Tuesday, November 27, 2012

Discovery Corps Wants to Know – Part 2


Last week’s questions from Discovery Corps youth specifically pertained to our Tropical Butterfly House. This week, Life Sciences Manager Sarah Moore answers their more difficult questions regarding the unique lives of butterflies.

What are butterflies’ skeletal/support structures like?



Like all insects, butterflies’ bodies are protected by an exoskeleton; an exterior covering that serves the functions of skin in protecting them from the environment, and as rigid support structure. Their muscles attach to this outer covering. Insects exoskeletons are made of a hard substance called chitin.

In the case of winged insects, the wings are kept rigid with veins, which are used for structure as well as to transport fluids and oxygen.

What are butterflies’ main predators?

The list is long. Primates, snakes, toads, birds, lizards, spiders, ants, dragonflies, and wasps are known to eat butterflies. They are also eaten by parasitoids – a special kind of predator that lives inside the host’s body and eats it gradually. These are usually wasps and flies.

A few human cultures eat butterfly pupae.


How do butterfly bodies’ work; i.e. how do butterflies communicate with each other?
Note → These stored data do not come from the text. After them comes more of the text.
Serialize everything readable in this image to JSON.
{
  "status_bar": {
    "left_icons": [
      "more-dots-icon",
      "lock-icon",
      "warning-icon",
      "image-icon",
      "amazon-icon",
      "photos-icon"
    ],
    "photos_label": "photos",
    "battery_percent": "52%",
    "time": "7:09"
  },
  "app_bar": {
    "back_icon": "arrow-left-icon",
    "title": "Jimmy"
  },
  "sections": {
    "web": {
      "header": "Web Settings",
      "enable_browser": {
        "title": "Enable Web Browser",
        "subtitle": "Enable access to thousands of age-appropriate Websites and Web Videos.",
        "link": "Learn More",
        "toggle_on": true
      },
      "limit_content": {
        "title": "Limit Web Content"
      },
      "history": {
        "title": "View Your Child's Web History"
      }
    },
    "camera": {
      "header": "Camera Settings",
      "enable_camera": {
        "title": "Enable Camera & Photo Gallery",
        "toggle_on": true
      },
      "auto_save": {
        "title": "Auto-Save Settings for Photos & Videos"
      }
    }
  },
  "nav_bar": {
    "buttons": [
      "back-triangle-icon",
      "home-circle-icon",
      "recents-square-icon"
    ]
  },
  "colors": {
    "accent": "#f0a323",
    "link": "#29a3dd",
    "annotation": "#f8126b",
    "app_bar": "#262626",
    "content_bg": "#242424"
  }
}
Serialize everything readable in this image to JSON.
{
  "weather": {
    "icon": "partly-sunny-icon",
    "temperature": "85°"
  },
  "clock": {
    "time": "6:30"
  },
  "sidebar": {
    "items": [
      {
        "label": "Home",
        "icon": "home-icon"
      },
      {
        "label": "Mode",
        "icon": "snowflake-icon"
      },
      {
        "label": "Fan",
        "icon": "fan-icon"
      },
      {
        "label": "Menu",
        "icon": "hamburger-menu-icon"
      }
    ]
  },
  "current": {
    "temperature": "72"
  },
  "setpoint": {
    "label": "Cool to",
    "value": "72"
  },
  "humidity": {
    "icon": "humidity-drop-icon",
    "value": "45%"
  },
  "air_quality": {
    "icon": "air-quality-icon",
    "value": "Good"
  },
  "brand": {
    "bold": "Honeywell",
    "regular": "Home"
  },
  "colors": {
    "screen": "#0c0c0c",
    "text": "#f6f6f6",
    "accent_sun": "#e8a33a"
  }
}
I am not 100% sure what this question means, but I’m going to talk about how they communicate because I think it’s cool. A lot of butterfly communication is about mating and territory.

Butterflies have great color vision, but they don’t see detail well from a distance. When a male butterfly sees a shape bobbing up and down in air, he will fly over to investigate. When he gets nearer, he starts to refine his first response.

If he finds another male, or a butterfly of a different species, he will try to chase it away. Usually when you see spiraling butterflies flying around each other, that’s what’s going on. It’s very pretty, but they are enemies!

If it appears to be a female of his own species, he will start to court her. He flies over her and lets her see his wing colors and in some cases, produces pheromones that give her additional information about his species.

If the female is interested, she will stay where she is, take a receptive posture and the butterflies will mate.

She may not be interested. They could be different species, or she could have already found a mate, or she might just not be impressed. In these cases the female will either fly away or will close her wings and take a rejection posture. The male will often keep trying to court a female who has rejected him. If you see a butterfly perched on a plant, with another similar colored butterfly hovering back and forth around it, that’s probably a male trying to entice a female.

But there are more subtle interactions between butterflies as well. Heliconius butterflies (the Longwings) roost and fly as same-species groups because the older individuals have found good nectar sources and safe sleeping places. And migratory butterfly species form groups at certain times of year to pool their resources during long flights.